Ich habe da irgendwie an Threads gedacht. Aber da ich noch nie mit Threads gearbeitet habe und im Internet auch nichts in dieser Richtung gefunden habe, habe ich noch keine Idee. Wie ich das umsetzten könnte. Und bevor ich mir jetzt die "mühe" mache, mich da einzuarbeiten und nichts für diese Aufgabe ist. Wollte ich mal fragen ob es so überhaupt gehen würde?

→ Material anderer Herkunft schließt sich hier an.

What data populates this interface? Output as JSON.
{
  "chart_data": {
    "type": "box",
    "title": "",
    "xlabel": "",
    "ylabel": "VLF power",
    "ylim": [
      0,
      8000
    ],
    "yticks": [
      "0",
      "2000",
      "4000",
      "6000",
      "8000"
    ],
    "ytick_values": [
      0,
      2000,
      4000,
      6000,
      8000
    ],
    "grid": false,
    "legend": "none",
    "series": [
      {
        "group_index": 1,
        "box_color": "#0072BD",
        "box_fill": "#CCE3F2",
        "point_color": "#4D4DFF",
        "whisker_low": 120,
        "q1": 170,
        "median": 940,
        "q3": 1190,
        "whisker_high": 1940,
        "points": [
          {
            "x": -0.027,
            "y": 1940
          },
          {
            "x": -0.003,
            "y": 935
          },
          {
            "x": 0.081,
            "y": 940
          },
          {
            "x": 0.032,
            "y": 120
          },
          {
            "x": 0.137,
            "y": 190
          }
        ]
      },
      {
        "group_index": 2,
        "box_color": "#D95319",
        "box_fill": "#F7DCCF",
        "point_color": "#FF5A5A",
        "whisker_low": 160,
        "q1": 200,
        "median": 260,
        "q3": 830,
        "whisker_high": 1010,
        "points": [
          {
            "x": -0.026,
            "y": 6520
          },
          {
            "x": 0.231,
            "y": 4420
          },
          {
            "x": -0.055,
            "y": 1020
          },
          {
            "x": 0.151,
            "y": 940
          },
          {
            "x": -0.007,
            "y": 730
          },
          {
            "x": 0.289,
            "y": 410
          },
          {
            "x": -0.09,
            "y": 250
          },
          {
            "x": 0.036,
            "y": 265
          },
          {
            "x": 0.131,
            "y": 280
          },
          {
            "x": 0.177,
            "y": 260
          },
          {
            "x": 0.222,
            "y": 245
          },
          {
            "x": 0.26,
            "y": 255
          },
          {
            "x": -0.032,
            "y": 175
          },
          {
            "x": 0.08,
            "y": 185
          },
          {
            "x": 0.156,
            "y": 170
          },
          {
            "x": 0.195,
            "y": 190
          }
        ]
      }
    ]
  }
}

Mit freundlichen Grüßen Damlo


----------



## mrBrown (9. Jun 2017)

Ja, das lässt sich ziemlich gut mit Threads parallelisieren 

Als Stichwort vllt ExecutorService


BTW, da du von mehrere Tagen sprichst, lassen sich die bisherige Ergebnisse nicht cachen?


----------



## JStein52 (9. Jun 2017)

mrBrown hat gesagt.:


> Ja, das lässt sich ziemlich gut mit Threads parallelisieren


Du solltest aber schon mal testen was du hier durch parallelisierung gewinnst. Der "Algorithmus" lässt sich natürlich schon gut parallelisieren aber das Problem scheint mir ja nicht so sehr CPU-bound als mehr IO-bound zu sein und die Frage ist ob es an irgendwelchen darunterliegenden Schichten nicht doch wieder serialisiert wird.


----------



## Thallius (9. Jun 2017)

Was ist denn das für eine Schwachsinns API?


----------



## mrBrown (9. Jun 2017)

JStein52 hat gesagt.:


> Du solltest aber schon mal testen was du hier durch parallelisierung gewinnst. Der "Algorithmus" lässt sich natürlich schon gut parallelisieren aber das Problem scheint mir ja nicht so sehr CPU-bound als mehr IO-bound zu sein und die Frage ist ob es an irgendwelchen darunterliegenden Schichten nicht doch wieder serialisiert wird.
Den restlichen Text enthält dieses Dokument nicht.